Sven Richwin Das ist überraschenderweise so. Ich habe bei diesem Fall viel mit der Presse zu tun, während ich nicht, wie sonst üblich, einen großen Teil meiner Zeit im Gerichtssaal verbringe. Mit der übereilten Auslieferung Majas nach Ungarn ist uns de facto der Fall aus der Hand genommen worden. Nun bin ich erstaunt, wie willkürlich die ungarische Justiz Entscheidungen trifft. Wir mussten zum Beispiel durchklagen, dass Maja überhaupt von uns besucht werden darf. Im ganzen Verfahren fehlt auch der investigative Charakter, den man als Strafverteidiger hierzulande gewohnt ist. Das Ganze hat sehr starken Präsentationcharakter, bei dem letztlich nur die Anklagepunkte illustriert werden sollen. Das Ergebnis scheint längst festzustehen, das wichtige Prinzip der Unschuldsvermutung ist nicht existent.

tipBerlin Da Sie sich nur indirekt als Rechtsbeistand um Maja kümmern können: Hat Maja T. auch eine eigene juristische Vertretung in Ungarn?

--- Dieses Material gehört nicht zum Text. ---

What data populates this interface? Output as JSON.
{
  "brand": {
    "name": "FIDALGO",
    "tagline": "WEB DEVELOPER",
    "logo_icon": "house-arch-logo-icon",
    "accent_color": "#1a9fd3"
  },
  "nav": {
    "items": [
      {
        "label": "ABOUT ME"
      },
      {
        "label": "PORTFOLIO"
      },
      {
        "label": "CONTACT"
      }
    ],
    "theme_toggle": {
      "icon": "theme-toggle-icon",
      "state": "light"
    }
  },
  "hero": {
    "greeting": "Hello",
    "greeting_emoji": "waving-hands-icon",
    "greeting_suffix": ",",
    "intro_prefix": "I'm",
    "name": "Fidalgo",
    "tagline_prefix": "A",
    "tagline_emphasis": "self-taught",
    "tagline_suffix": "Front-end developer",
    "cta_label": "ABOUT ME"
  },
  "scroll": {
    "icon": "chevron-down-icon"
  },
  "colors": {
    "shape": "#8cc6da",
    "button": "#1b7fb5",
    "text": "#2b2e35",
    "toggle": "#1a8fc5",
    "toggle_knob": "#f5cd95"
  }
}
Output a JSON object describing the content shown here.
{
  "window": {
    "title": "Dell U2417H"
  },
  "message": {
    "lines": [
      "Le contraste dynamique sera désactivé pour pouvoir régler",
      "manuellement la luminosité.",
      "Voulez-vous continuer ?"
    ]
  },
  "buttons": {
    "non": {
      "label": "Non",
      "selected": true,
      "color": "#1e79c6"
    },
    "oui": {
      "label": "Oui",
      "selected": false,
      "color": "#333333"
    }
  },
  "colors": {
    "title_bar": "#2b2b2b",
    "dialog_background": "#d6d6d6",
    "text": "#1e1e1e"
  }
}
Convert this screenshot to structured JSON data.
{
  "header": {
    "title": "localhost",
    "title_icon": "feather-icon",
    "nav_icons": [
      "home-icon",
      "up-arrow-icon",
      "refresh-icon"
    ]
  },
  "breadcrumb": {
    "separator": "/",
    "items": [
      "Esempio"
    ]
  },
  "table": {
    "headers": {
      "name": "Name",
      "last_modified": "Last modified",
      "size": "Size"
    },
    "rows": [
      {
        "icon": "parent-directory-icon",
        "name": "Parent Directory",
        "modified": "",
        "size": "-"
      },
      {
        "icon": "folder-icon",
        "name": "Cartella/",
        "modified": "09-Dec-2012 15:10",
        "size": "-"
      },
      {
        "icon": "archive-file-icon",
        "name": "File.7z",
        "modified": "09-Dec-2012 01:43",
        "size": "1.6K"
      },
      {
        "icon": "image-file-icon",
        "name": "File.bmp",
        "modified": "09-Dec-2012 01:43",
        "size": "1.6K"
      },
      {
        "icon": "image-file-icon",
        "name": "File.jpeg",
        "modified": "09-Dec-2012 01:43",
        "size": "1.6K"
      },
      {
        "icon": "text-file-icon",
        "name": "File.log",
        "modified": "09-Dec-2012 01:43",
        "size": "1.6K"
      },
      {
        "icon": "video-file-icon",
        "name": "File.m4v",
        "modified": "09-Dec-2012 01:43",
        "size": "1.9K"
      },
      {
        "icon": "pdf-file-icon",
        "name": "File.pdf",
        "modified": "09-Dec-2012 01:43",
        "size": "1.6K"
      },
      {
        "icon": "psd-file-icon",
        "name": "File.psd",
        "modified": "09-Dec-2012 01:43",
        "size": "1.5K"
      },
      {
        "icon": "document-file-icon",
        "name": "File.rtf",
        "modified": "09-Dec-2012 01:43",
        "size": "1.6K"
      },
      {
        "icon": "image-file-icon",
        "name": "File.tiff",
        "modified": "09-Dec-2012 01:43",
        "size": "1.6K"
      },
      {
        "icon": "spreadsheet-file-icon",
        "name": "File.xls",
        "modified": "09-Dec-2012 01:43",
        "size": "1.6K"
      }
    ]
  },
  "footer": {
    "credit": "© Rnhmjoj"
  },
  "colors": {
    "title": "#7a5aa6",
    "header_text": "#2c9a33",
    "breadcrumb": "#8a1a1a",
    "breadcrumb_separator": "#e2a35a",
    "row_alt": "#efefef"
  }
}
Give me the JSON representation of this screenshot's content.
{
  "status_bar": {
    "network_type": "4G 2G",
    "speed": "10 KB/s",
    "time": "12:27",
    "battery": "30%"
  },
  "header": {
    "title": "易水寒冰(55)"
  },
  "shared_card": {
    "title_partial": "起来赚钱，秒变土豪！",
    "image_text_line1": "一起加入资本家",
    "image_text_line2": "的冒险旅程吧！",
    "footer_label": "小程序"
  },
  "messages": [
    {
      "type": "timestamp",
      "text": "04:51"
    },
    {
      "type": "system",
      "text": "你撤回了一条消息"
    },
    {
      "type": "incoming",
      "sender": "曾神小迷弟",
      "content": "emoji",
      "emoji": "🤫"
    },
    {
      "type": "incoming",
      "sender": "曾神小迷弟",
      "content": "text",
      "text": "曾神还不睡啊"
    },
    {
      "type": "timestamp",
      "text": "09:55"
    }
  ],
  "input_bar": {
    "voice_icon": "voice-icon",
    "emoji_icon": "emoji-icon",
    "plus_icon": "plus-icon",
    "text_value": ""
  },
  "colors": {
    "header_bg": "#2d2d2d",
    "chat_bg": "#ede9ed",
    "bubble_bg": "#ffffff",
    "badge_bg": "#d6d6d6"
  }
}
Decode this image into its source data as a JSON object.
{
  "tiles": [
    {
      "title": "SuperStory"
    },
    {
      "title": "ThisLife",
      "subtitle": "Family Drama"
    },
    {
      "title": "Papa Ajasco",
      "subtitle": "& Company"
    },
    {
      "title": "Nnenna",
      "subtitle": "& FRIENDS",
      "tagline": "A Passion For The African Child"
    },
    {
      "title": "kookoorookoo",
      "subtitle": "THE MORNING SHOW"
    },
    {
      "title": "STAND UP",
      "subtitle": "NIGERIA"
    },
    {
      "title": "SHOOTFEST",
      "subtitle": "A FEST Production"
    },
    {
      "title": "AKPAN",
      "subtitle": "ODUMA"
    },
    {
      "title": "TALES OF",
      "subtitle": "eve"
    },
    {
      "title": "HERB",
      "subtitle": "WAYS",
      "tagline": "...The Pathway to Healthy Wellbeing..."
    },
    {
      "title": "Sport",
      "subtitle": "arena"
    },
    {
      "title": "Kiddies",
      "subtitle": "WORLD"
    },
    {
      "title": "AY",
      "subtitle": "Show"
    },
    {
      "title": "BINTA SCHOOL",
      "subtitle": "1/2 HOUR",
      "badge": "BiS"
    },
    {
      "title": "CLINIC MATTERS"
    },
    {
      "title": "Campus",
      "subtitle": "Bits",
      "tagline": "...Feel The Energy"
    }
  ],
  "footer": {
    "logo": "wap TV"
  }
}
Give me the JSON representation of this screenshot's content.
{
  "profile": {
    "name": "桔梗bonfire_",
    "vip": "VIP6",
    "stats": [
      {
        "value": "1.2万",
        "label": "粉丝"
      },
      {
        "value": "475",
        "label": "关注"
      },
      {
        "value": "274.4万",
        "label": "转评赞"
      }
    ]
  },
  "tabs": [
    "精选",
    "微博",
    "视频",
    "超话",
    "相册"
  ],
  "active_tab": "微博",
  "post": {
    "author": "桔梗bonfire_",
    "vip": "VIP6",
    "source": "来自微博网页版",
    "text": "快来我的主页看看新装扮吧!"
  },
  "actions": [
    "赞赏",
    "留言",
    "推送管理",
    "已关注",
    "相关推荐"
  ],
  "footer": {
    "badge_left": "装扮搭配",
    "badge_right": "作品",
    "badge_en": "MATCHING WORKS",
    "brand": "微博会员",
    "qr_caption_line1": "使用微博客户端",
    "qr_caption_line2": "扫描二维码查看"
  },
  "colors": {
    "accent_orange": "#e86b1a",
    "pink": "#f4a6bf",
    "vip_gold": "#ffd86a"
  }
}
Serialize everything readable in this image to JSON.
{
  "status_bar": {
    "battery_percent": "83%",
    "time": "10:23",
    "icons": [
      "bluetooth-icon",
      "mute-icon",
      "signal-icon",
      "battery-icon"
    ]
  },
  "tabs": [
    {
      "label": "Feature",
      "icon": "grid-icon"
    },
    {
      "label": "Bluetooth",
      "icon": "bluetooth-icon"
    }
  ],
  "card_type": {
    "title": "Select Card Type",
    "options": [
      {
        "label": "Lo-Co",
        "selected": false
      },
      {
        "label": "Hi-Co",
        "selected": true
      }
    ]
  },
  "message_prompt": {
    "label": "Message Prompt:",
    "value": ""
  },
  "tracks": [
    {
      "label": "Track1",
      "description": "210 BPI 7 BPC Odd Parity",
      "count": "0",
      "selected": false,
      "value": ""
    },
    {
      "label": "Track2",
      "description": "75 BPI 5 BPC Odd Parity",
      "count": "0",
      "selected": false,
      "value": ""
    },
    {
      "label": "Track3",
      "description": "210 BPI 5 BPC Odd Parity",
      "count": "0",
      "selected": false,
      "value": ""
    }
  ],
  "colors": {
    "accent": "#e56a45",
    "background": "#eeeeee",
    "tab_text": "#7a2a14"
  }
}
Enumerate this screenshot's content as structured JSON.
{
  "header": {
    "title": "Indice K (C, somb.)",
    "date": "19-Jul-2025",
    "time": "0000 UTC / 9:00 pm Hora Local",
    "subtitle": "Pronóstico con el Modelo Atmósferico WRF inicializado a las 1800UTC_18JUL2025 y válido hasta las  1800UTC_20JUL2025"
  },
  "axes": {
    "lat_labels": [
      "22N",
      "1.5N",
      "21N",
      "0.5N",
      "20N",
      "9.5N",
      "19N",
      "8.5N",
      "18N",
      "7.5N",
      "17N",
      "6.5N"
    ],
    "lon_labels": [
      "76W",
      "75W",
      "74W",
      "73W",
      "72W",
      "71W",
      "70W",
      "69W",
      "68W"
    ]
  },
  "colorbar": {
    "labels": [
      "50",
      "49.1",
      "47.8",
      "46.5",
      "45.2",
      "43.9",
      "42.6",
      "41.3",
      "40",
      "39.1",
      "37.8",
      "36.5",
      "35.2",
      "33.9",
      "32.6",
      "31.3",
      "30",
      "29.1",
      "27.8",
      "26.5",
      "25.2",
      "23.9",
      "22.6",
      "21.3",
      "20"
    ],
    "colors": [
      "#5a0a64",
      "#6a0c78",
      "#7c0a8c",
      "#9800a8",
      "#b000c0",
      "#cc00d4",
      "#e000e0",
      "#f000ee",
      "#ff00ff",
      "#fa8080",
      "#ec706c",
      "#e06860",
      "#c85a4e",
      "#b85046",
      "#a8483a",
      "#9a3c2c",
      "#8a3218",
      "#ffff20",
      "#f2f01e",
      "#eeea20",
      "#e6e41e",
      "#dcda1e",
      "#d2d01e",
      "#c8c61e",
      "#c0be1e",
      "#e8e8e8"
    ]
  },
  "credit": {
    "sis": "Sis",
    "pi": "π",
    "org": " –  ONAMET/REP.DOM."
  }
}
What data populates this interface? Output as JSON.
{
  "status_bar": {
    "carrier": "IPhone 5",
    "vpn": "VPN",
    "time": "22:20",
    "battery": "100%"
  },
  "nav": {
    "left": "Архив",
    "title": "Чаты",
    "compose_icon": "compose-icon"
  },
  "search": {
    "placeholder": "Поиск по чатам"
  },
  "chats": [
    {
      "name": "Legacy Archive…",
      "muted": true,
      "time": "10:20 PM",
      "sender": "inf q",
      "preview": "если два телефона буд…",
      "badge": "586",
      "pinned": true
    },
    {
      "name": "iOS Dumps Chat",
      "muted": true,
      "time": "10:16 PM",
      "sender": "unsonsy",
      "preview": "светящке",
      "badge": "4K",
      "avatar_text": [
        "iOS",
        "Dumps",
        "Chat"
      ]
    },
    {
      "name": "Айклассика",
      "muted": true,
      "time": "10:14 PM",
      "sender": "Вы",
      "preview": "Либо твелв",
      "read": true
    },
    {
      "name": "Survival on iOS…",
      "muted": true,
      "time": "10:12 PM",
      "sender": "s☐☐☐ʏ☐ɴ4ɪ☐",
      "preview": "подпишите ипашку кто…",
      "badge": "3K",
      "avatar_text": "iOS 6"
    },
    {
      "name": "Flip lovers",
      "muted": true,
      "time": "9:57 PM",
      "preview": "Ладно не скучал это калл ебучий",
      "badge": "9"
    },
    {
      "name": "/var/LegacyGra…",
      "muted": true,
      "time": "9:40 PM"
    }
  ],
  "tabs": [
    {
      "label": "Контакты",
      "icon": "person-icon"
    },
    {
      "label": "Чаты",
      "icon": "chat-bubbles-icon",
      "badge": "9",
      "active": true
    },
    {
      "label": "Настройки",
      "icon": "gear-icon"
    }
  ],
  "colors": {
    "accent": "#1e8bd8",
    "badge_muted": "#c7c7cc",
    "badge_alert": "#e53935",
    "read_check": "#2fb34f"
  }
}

Sven Richwin Im Saal wird Maja durch einen ungarischen Kollegen aus dem Vorstand der Rechtsanwaltskammer von Budapest vertreten. Dennoch scheinen seine Interventionsmöglichkeiten gering. Anträge werden generell abgewiesen, und er darf nicht mal neben Maja sitzen, sondern muss ganz woanders im Saal Platz nehmen. Das Ganze wirkt schon eher wie ein Schauspiel, in dem Maja jedesmal an einer Kette vorgeführt wird.